Veteran conservative columnist Mona Charen was booed Saturday at a right-wing confab for calling out Republican hypocrisy on sexual harassment - and she's glad she was.
Charen was on a panel discussing the #MeToo movement at the Conservative Political Action Conference near Washington, D.C. Asked about feminist hypocrisy concerning sexual harassment, she turned instead to Republican hypocrisy. She said she was "disappointed in people on our side for being hypocrites about sexual harassers and abusers of women who are in our party, who are sitting in the White House, who brag about their extramarital affairs, who brag about mistreating women, and because he happens to have an 'R' after his name, we look the other way, we don't complain."
She did not name Donald Trump, but it was clear she was talking about him. She also denounced the Republican Party's backing of accused pedophile Roy Moore for U.S. senator from Alabama and the inclusion of anti-Semitic French political activist Marechal-Le Pen at CPAC. There were boos from the audience, mixed with applause, and Charen had to be escorted from the building by security.
In a New York Times op-ed published today, headlined "I'm Glad I Got Booed at CPAC," Charen explained why she said what she did.
The moderator "asked us about feminist hypocrisy," she wrote. "Ask me that at a cocktail party and I will talk your ear off about how the very people who had lectured us about the utter venality of workplace sexual harassment throughout the 1980s became suddenly quiescent when the malefactor was Bill Clinton.
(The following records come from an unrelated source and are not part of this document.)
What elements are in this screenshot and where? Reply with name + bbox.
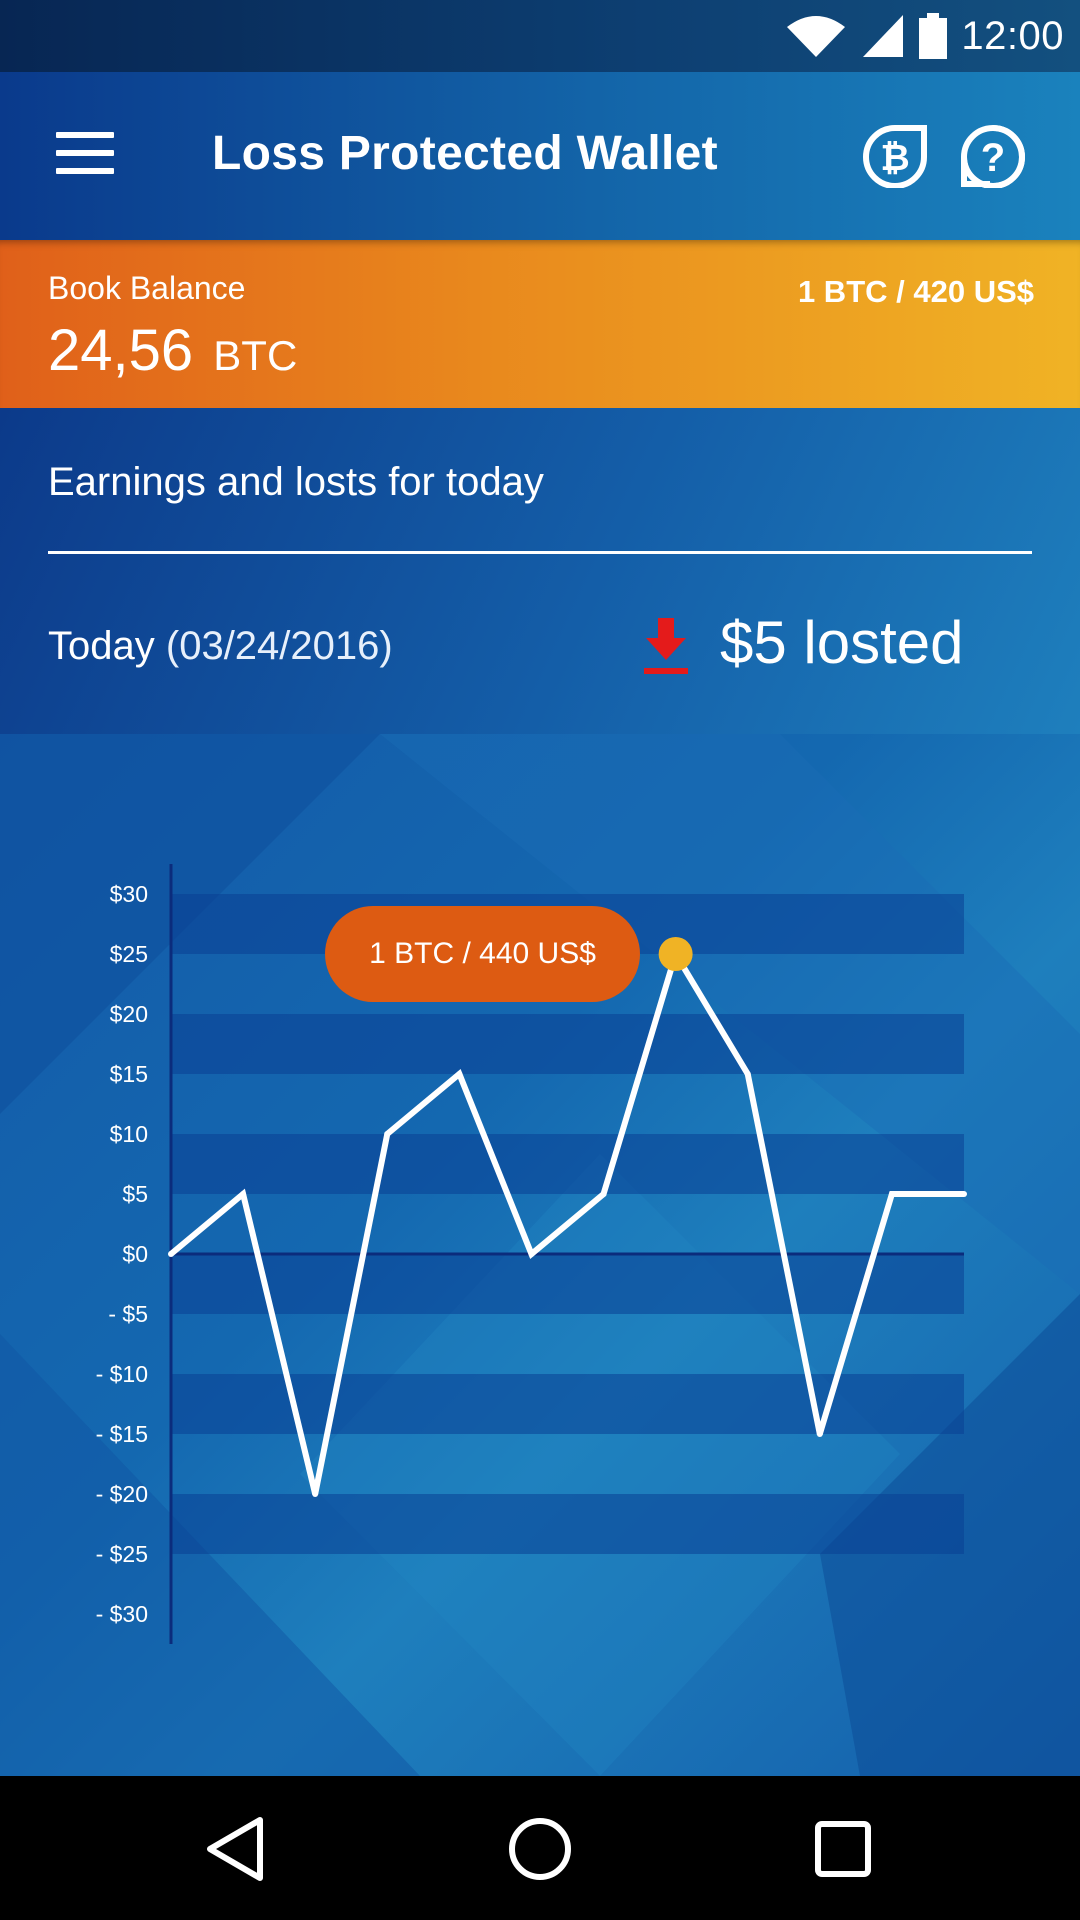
recents-icon[interactable]	[808, 1814, 878, 1884]
status-bar: 12:00	[0, 0, 1080, 72]
data-point	[888, 1191, 895, 1197]
back-icon[interactable]	[202, 1814, 272, 1884]
data-point	[240, 1191, 247, 1197]
price-tooltip: 1 BTC / 440 US$	[325, 906, 640, 1002]
section-title: Earnings and losts for today	[48, 460, 544, 504]
exchange-rate: 1 BTC / 420 US$	[797, 274, 1034, 309]
app-bar: Loss Protected Wallet ₿ ?	[0, 72, 1080, 240]
data-point	[744, 1071, 751, 1077]
earnings-chart: $30 $25 $20 $15 $10 $5 $0 - $5 - $10 - $15 - $20 - …	[0, 734, 1080, 1776]
wifi-icon	[787, 16, 846, 57]
balance-label: Book Balance	[48, 270, 246, 306]
svg-text:₿: ₿	[880, 137, 909, 178]
y-tick-label: - $25	[96, 1541, 148, 1567]
bitcoin-icon[interactable]: ₿	[862, 124, 928, 188]
data-point	[384, 1131, 391, 1137]
svg-text:?: ?	[981, 136, 1005, 180]
y-tick-label: $30	[110, 881, 148, 907]
balance-unit: BTC	[213, 332, 298, 379]
battery-icon	[919, 13, 948, 59]
grid-band	[171, 1134, 964, 1194]
balance-amount: 24,56	[48, 318, 194, 383]
y-tick-label: - $10	[96, 1361, 148, 1387]
app-title: Loss Protected Wallet	[212, 127, 718, 180]
divider	[48, 551, 1032, 554]
chart-canvas: $30 $25 $20 $15 $10 $5 $0 - $5 - $10 - $15 - $20 - …	[0, 734, 1080, 1776]
data-point	[600, 1191, 607, 1197]
y-tick-label: - $15	[96, 1421, 148, 1447]
home-icon[interactable]	[505, 1814, 575, 1884]
y-tick-label: $15	[110, 1061, 148, 1087]
data-point	[816, 1431, 823, 1437]
download-arrow-icon	[644, 618, 688, 674]
menu-icon[interactable]	[56, 132, 114, 174]
y-tick-label: $5	[122, 1181, 148, 1207]
today-date: (03/24/2016)	[165, 624, 393, 668]
data-point	[456, 1071, 463, 1077]
navigation-bar	[0, 1776, 1080, 1920]
data-point	[312, 1491, 319, 1497]
signal-icon	[863, 15, 904, 57]
y-tick-label: $25	[110, 941, 148, 967]
help-icon[interactable]: ?	[960, 124, 1026, 188]
series-line	[169, 946, 964, 1495]
y-tick-label: $20	[110, 1001, 148, 1027]
y-tick-label: $10	[110, 1121, 148, 1147]
data-point	[528, 1251, 535, 1257]
today-label: Today	[48, 624, 155, 668]
grid-band	[171, 1494, 964, 1554]
grid-band	[171, 1254, 964, 1314]
grid-band	[171, 1014, 964, 1074]
highlight-point	[658, 937, 693, 971]
data-point	[168, 1251, 174, 1257]
loss-amount: $5 losted	[720, 609, 964, 676]
data-point	[961, 1191, 967, 1197]
today-row: Today (03/24/2016)	[48, 624, 393, 669]
status-time: 12:00	[961, 13, 1064, 58]
y-tick-label: - $30	[96, 1601, 148, 1627]
y-tick-label: - $5	[108, 1301, 148, 1327]
y-tick-label: $0	[122, 1241, 148, 1267]
balance-card: Book Balance 24,56 BTC 1 BTC / 420 US$	[0, 240, 1080, 408]
earnings-section: Earnings and losts for today Today (03/2…	[0, 408, 1080, 734]
y-tick-label: - $20	[96, 1481, 148, 1507]
balance-value: 24,56 BTC	[48, 316, 297, 391]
"But this time, and particularly in front of this crowd, it felt far more urgent to point out the hypocrisy of our side. How can conservative women hope to have any credibility on the subject of sexual harassment or relations between the sexes when they excuse the behavior of President Trump? And how can we participate in any conversation about sexual ethics when the Republican president and the Republican Party backed a man credibly accused of child molestation for the United States Senate?" The latter was a reference to Moore.
As a "traditional conservative," Charen wrote, she has felt like an outsider in the Republican Party and the conservative movement since the rise of Trump. Speaking out is necessary for "those of us who refuse to be absorbed into this brainless, sinister, clownish thing called Trumpism ... those of us who refuse to overlook the fools, frauds and fascists attempting to glide along in his slipstream into respectability," she continued.
She noted that "there remains a vigorous remnant of dissenters," including some who were at CPAC. As she left, one of her fellow panelists praised her bravery. "I hope she's encouraged," Charen wrote. "I am."